Security
Built for teams that take
security seriously.
Your test data stays scoped to your QAI organisation and workspace. This page answers the questions your IT and security team will ask during the private pilot.
🏠
Deployment
Hosted private pilot
🔑
Token access
Read-focused access
📡
Outbound traffic
Configured CI/CD provider APIs
📊
Telemetry
No product analytics in pilot
🗄️
Database
Managed application database
📋
Data model
Database-backed workspace data
🗄️ Data Storage & Privacy
Where is our test data stored?
In the hosted private pilot, QAI stores application data in a managed application database
used by the QAI service. For enterprise or self-hosted deployments, storage can be configured
for the customer's approved environment.
What data does QAI store?
QAI stores: test run records (test name, suite name, status, duration,
failure message, timestamp), computed scores (stability, risk, confidence,
trend), connection credentials used for read access, and
user accounts (name, email, and password authentication metadata). QAI does not
require source code access for scoring, and the pilot is focused on test execution data.
Is data encrypted at rest?
The hosted pilot uses the storage protections provided by the deployment platform and managed
database. Passwords are stored as hashes, and source connection credentials are treated as
sensitive application secrets. For enterprise deployments, encryption and credential handling
should be reviewed against the customer's internal security requirements.
Is data encrypted in transit?
The hosted pilot is served over HTTPS. Communication between QAI and supported CI/CD providers
uses HTTPS API calls.
Does QAI send any data to LUDU or external servers?
During the hosted private pilot, your QAI workspace is hosted by LUDU QAI and stores the
data needed to operate the product. QAI does not send product analytics to a separate
tracking service. The main outbound traffic from the application is the API calls QAI makes
to your configured CI/CD provider to fetch test run data during sync.

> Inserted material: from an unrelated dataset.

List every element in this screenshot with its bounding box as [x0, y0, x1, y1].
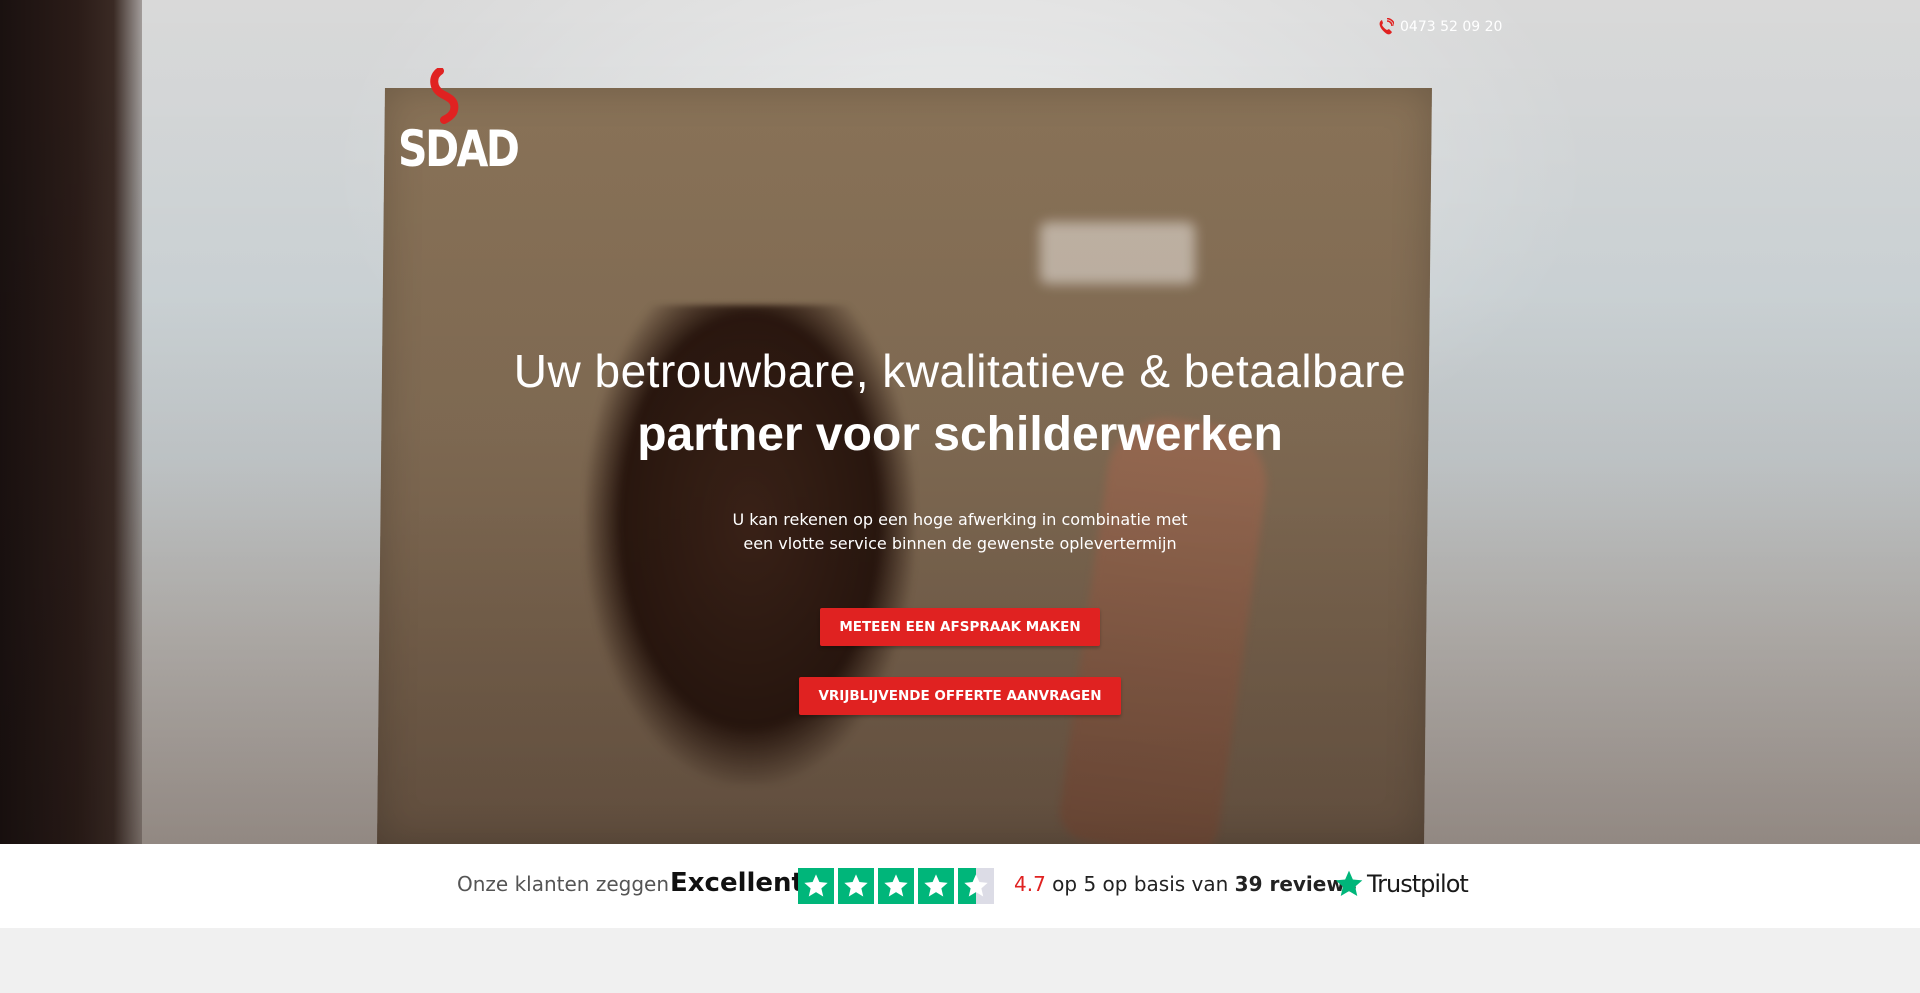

Can QAI support enterprise deployment requirements?
For the private pilot, QAI is hosted by LUDU QAI. Enterprise or self-hosted deployment
requests can be reviewed separately based on the customer's network, security, and CI/CD
setup. Cloud-hosted CI/CD providers require outbound HTTPS access to their APIs.
🔑 Required Token Permissions
QAI is designed to use read-focused access for syncing pipeline and test result data. Below
are the typical permissions needed for the currently supported pilot platforms.
Azure DevOps (ADO)
Create a Personal Access Token (PAT) with the following read-focused scopes:
| Scope | Permission level | Used for |
| Build | Read | List pipelines, fetch pipeline run results |
| Test Management | Read | Fetch test run results and test case details |
| Project and Team | Read | List projects in the organisation (connect wizard) |
| Code | Not required | QAI does not read source code |
| Work Items | Not required | QAI does not read work items or boards |
For enterprise authentication requirements, OAuth and SSO options can be discussed during onboarding.
GitHub Actions
Create a fine-grained Personal Access Token or classic PAT with:
| Scope | Permission level | Used for |
| Actions | Read | List workflow runs and fetch job results |
| Checks | Read | Fetch check run status and annotations |
| Metadata | Read | Repository metadata (required by GitHub for all tokens) |
| Contents | Not required | QAI does not read repository files or code |
| Pull requests | Not required | QAI does not read pull request data |
GitLab CI
Create a Project Access Token or Personal Access Token with:
| Scope | Permission level | Used for |
| read_api | Read | Access pipeline and job data via GitLab API |
| read_repository | Not required | QAI does not read repository contents |
| write_repository | Not required | QAI does not need repository write access |
For self-hosted GitLab, the GitLab instance URL can be reviewed during onboarding.
📡 Network Requirements
What inbound ports does QAI need?
For the hosted private pilot, users access QAI through the approved HTTPS URL. For enterprise
or self-hosted deployments, inbound access should follow the customer's standard web
application and network controls.
What outbound connections does QAI make?
During a sync, QAI makes HTTPS API calls to the CI/CD provider configured by the customer,
such as Azure DevOps, GitHub, or GitLab. The pilot does not use third-party product analytics.
📋 Compliance & Certifications
Is QAI SOC 2 certified?
QAI is currently in an early access pilot and is not SOC 2 certified. We are a small
team and will pursue certifications as the product matures. If your organisation requires
SOC 2, please
contact us to discuss your requirements.
GDPR compliance
QAI is in an early access pilot. User account data is limited to the people approved or
invited into the platform. If you have specific privacy, retention, or regional hosting
requirements, please
contact us directly.
Security vulnerability reporting
🚧 Current Pilot Scope
Which platforms are enabled during the private pilot?
The private pilot currently focuses on Azure DevOps, GitHub Actions, and GitLab CI.
Other CI/CD connectors, enterprise SSO, advanced AI recommendations, exports, and deeper
release reporting are planned after pilot validation.